Buffalo Wings

Staff Writer
Buffalo Wings
Buffalo Wings
Erika Monroe-Williams

Buffalo Wings

I won't claim that this is the original recipe from the Anchor Bar in Buffalo, N.Y., where the Buffalo wing was invented, but these are pretty darn close. A simple sauce made with Frank's RedHot, butter, garlic salt, and a touch of red-wine vinegar for balance adorns perfectly fried wings.

Deliver Ingredients


For the sauce

  • 2 Cups Frank's RedHot sauce
  • 1 stick unsalted butter
  • 1 -2 tablespoons red-wine vinegar
  • 2 Teaspoons garlic salt, or to taste
  • Freshly cracked black pepper, to taste

For the wings

  • Canola oil, for frying
  • 2 Cups all-purpose flour
  • 1 Tablespoon seasoning salt
  • Cracked black pepper, to taste
  • 3 -4 pounds chicken drumettes or wings
  • Celery and carrot sticks, for serving
  • Ranch or blue cheese dressing, for serving


For the sauce

Combine the hot sauce, butter, and vinegar in a saucepan and cook over medium heat, stirring occasionally, until the butter is melted. Add the garlic salt and season with pepper, to taste.

For the wings

Heat 1-inch oil in large pot, deep-fryer, or wok over medium-high heat to 375 degrees.

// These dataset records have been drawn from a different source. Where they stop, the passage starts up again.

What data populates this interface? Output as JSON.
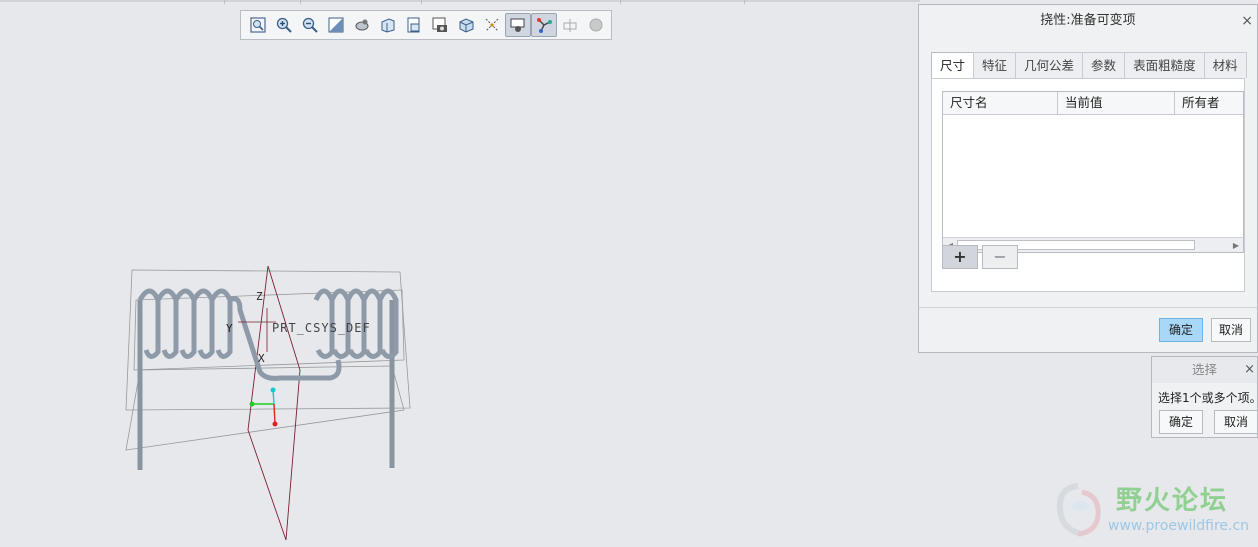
{
  "dialog": {
    "title": "挠性:准备可变项",
    "close": "×",
    "tabs": [
      {
        "label": "尺寸",
        "active": true
      },
      {
        "label": "特征"
      },
      {
        "label": "几何公差"
      },
      {
        "label": "参数"
      },
      {
        "label": "表面粗糙度"
      },
      {
        "label": "材料"
      }
    ],
    "table_headers": [
      "尺寸名",
      "当前值",
      "所有者"
    ],
    "add_label": "+",
    "remove_label": "−",
    "ok": "确定",
    "cancel": "取消"
  },
  "select_popup": {
    "title": "选择",
    "close": "×",
    "message": "选择1个或多个项。",
    "ok": "确定",
    "cancel": "取消"
  },
  "model": {
    "csys_label": "PRT_CSYS_DEF",
    "axis_z": "Z",
    "axis_y": "Y",
    "axis_x": "X"
  },
  "watermark": {
    "title": "野火论坛",
    "url": "www.proewildfire.cn"
  },
  "toolbar": [
    {
      "icon": "zoom-fit-icon"
    },
    {
      "icon": "zoom-in-icon"
    },
    {
      "icon": "zoom-out-icon"
    },
    {
      "icon": "repaint-icon"
    },
    {
      "icon": "spin-center-icon"
    },
    {
      "icon": "view-manager-icon"
    },
    {
      "icon": "saved-views-icon"
    },
    {
      "icon": "snapshot-icon"
    },
    {
      "icon": "perspective-icon"
    },
    {
      "icon": "datum-display-icon"
    },
    {
      "icon": "annotation-display-icon",
      "active": true
    },
    {
      "icon": "spring-display-icon",
      "active": true
    },
    {
      "icon": "section-icon"
    },
    {
      "icon": "appearance-icon"
    }
  ]
}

Combine the flour with the seasoning salt in a mixing bowl. Season with pepper, to taste, and mix until well combined. Pat the chicken dry. Place half of the chicken piece by piece into the flour mixture, then place on a separate plate. Fry until brown, about 10-15 minutes. Take one out and cut into it to test doneness. Repeat with the remaining chicken.

Toss in sauce and place on a platter. Serve with celery and carrot sticks, and ranch or blue cheese dressing.

Buffalo Wing Shopping Tip

When working with chicken, buy a separate cutting board, preferably a dishwasher-safe, plastic one, to avoid spreading bacteria onto raw produce.

Buffalo Wing Cooking Tip

Allow meat to rest for at least ten minutes before slicing into it; otherwise, the juices will leak out.

Buffalo Wing Wine Pairing

Pinot noir, gamay, merlot, zinfandel, carménère, pinotage, or grenache with grilled, roasted, or other simply cooked chicken; chardonnay, pinot gris/grigio, pinot blanc, or chenin blanc with chicken in cream or light tomato sauce or with chicken crêpes or croquettes; sauvignon blanc or sémillon with fried chicken; viognier with spiced chicken dishes.